Nobody denied Madison’s genius, but he was far from a natural politician. Short and frail, with chestnut hair that, in his early thirties, was already thinning, he mumbled his way through speeches and tended to fall silent in crowds. “A gloomy, stiff creature,” wrote the wife of one of Madison’s colleagues. “They say [he] is clever in Congress, but out of it there is nothing engaging or even bearable in his manners—the most unsociable creature in existence.”8
Hamilton was … not that.9 The illegitimate child of a Scottish merchant, he was a self-made aristocrat who, after coming of age in the British West Indies, left the Caribbean behind as a teenager and never looked back. He dropped out of King’s College (later Columbia) to join the Revolution, serving as George Washington’s aide-de-camp and leading a bayonet charge at the Battle of Yorktown. In 1782 Hamilton joined Madison as a representative in the Continental Congress. By then, Hamilton had married a wealthy heiress and fathered the first of his eight children (though rumors suggested that he had another out of wedlock). Madison was courting a fifteen-year-old girl who soon broke off their relationship.

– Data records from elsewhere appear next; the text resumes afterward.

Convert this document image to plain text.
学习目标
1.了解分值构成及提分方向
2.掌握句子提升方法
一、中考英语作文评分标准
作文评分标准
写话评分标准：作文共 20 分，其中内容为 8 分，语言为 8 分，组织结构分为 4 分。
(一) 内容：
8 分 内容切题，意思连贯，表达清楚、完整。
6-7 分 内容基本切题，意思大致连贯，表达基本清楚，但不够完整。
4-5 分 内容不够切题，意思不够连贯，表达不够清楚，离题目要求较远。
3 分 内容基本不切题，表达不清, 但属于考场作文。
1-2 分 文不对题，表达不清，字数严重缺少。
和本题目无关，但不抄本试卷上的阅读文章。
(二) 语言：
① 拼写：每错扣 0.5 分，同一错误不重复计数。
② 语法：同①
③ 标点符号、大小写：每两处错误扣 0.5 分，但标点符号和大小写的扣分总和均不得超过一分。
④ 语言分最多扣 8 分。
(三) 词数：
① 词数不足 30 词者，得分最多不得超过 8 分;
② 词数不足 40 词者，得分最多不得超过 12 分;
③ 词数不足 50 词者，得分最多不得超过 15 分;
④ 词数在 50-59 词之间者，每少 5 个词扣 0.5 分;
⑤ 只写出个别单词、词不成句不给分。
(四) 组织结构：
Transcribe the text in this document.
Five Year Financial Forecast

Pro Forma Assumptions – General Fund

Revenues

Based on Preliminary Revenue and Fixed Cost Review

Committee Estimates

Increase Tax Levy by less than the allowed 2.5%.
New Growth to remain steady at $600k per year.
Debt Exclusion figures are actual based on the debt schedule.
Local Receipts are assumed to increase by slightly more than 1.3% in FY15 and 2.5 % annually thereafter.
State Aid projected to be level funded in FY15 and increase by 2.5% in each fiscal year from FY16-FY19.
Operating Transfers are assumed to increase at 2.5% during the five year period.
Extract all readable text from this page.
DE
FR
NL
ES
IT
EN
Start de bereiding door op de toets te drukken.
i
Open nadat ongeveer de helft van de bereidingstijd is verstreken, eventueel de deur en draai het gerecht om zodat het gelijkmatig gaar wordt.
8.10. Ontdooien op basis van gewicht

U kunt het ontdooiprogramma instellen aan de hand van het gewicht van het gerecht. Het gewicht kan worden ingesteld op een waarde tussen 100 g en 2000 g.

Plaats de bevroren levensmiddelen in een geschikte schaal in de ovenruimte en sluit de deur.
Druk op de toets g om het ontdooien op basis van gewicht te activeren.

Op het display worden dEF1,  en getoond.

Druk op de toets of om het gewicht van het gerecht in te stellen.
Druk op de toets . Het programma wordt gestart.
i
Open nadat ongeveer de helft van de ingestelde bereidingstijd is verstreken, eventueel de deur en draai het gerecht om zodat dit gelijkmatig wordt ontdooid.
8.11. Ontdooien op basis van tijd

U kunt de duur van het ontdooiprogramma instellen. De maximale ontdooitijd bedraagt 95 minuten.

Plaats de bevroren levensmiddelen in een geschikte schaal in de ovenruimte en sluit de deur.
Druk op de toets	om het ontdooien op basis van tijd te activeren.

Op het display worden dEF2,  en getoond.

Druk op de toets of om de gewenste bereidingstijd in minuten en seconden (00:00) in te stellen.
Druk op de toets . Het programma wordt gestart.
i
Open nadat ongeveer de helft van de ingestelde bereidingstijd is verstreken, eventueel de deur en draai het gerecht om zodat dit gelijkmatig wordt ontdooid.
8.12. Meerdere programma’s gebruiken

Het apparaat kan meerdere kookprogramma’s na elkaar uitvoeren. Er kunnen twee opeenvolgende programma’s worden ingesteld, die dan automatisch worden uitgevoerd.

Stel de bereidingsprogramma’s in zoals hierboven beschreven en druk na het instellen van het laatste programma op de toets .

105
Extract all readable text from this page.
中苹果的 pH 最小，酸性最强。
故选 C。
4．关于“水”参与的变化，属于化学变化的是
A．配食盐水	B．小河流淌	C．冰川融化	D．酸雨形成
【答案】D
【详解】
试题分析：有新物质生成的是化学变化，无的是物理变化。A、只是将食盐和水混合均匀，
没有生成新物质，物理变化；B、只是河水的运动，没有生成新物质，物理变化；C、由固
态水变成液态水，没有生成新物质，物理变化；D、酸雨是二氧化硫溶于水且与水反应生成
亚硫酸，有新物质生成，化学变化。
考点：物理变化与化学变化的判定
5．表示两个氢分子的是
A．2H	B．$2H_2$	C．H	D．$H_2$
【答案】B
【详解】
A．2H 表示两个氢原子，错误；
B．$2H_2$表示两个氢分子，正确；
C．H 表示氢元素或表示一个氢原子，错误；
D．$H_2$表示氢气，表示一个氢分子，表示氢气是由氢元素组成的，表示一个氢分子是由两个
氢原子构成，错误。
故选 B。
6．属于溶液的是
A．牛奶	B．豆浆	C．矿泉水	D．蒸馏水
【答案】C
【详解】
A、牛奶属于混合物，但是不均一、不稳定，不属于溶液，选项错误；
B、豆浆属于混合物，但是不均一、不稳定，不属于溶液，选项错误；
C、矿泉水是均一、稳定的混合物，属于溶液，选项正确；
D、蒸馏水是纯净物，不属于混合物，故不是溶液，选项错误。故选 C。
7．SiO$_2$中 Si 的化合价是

George Washington’s two young protégés were an unlikely but effective duo.10 From their first meeting until the ratification of the Constitution, one problem overshadowed their discussions. Benjamin Franklin described it this way: “We have been guarding against an evil that old states are most liable to, excess of power in the rulers; but our present danger seems to be the defect of obedience in the subjects.”11
This was a dilemma more than a hundred years in the making. By the middle of the seventeenth century, the colonies that later became the United States already allowed for more popular participation in government than anywhere in Europe.12 At the onset of the Revolution, about a quarter of England’s white men could vote; in the thirteen colonies about to declare independence, the total was closer to two-thirds.13
But suffrage alone did not make a democracy. Americans were expected to know their place in a deferential political culture that recognized the inevitability—and desirability—of hierarchy. Campaigns typically featured contests between competing members of the colonial elite, turning elections into mechanisms for validating the status quo. Most of those who could vote usually chose not to, with participation rates fluctuating between highs around 50 percent and lows bottoming out around 10 percent.14
Dismal voter participation reflected the low priority of politics in colonial life. As one writer put it in 1776, “The rich, having been used to govern, think it is their right; and the poorer commonality, having had hitherto little or no hand in government, seem to think it does not belong to them to have any.”15 Real power belonged to distant authorities— a king, a parliament, an aristocracy, an entire world that kept on turning without any assistance from the masses.